Forget "love," what about taking a moment to show visitors your town. Is there nothing here of interest to you, "local bicyclists," that is worth showing to someone else? Do you, "local bicyclists," fear and loathe this place so much that you would tell hundreds if not thousands of bicycle tourist to NOT COME TO BATON ROUGE? WTF (please pardon my Anglo-Saxon)!

Okay, okay, I'll take a breath and calm down . . . better now? You betcha!

It's true that the most direct route into Baton Rouge from St Francisville is US 61 a.k.a. Scenic Highway. Most of the time, US 61 is anything but scenic passing, as it does pine croplands, a nuclear power plant, a pulp mill, and the ExxonMobil refinery with its associated chemical plants, among other delights. And, yes, that means US 61 is a major truck route for the log trucks and chemical tanker trucks and general truck hauling that is required to restock the various enterprises north of Baton Rouge into Mississippi. Add to that the commuters who just want to get where they are going at 80 miles per hour and it can be a bit daunting.
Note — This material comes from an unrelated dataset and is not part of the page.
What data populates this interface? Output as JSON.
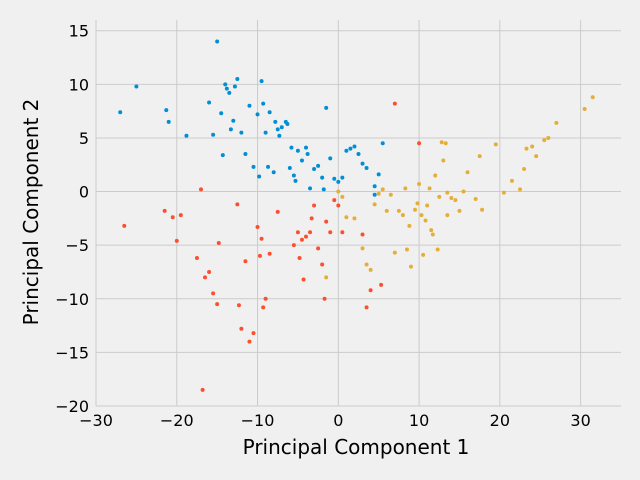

And, it is true that Scenic Highway starts and ends in a black neighborhood where it dead-ends on Main Street by Magnolia Cemetery, one of the best cemeteries in town if historic cemeteries are your thing. Given the rampant if subtle racism in this place it wouldn't surprise me if that alone was enough for the "local bicyclists" to warn people away.

But none of that should matter. US 61 has shoulders on both sides that are no better or worse than most highway shoulders anywhere else in this country. And as for the neighborhood, well, if you're not there at 2 AM looking for trouble you won't find it and it won't come looking for you.

Because of my Warm Showers hosting I've had over a dozen bicycle tourists come to stay in Baton Rouge and six of them have come down Scenic Highway from St Francisville; not one of those six arrived in urine-soaked bicycle shorts terrified and pale from the experience. Not one has even MENTIONED the ride in until I asked them about it and, even with prodding, the most they've had to say is, "Well, it isn't terribly scenic but it's by far not the worst road I've been on." No one has even noticed the neighborhood.

And a good thing, too.

Baton Rouge isn't heaven, by a long shot, but then, where is? There's a lot here to see and do, great food, beautiful neighborhoods to ride, and an awesome group of local bicyclists who love to ride and are happy to do what they can to assist those passing through.

Maybe we aren't the "local bicyclists" who put the bad ju-ju on Baton Rouge through ACA but we are local bicyclists and we say, "Come on down and pass a good time!"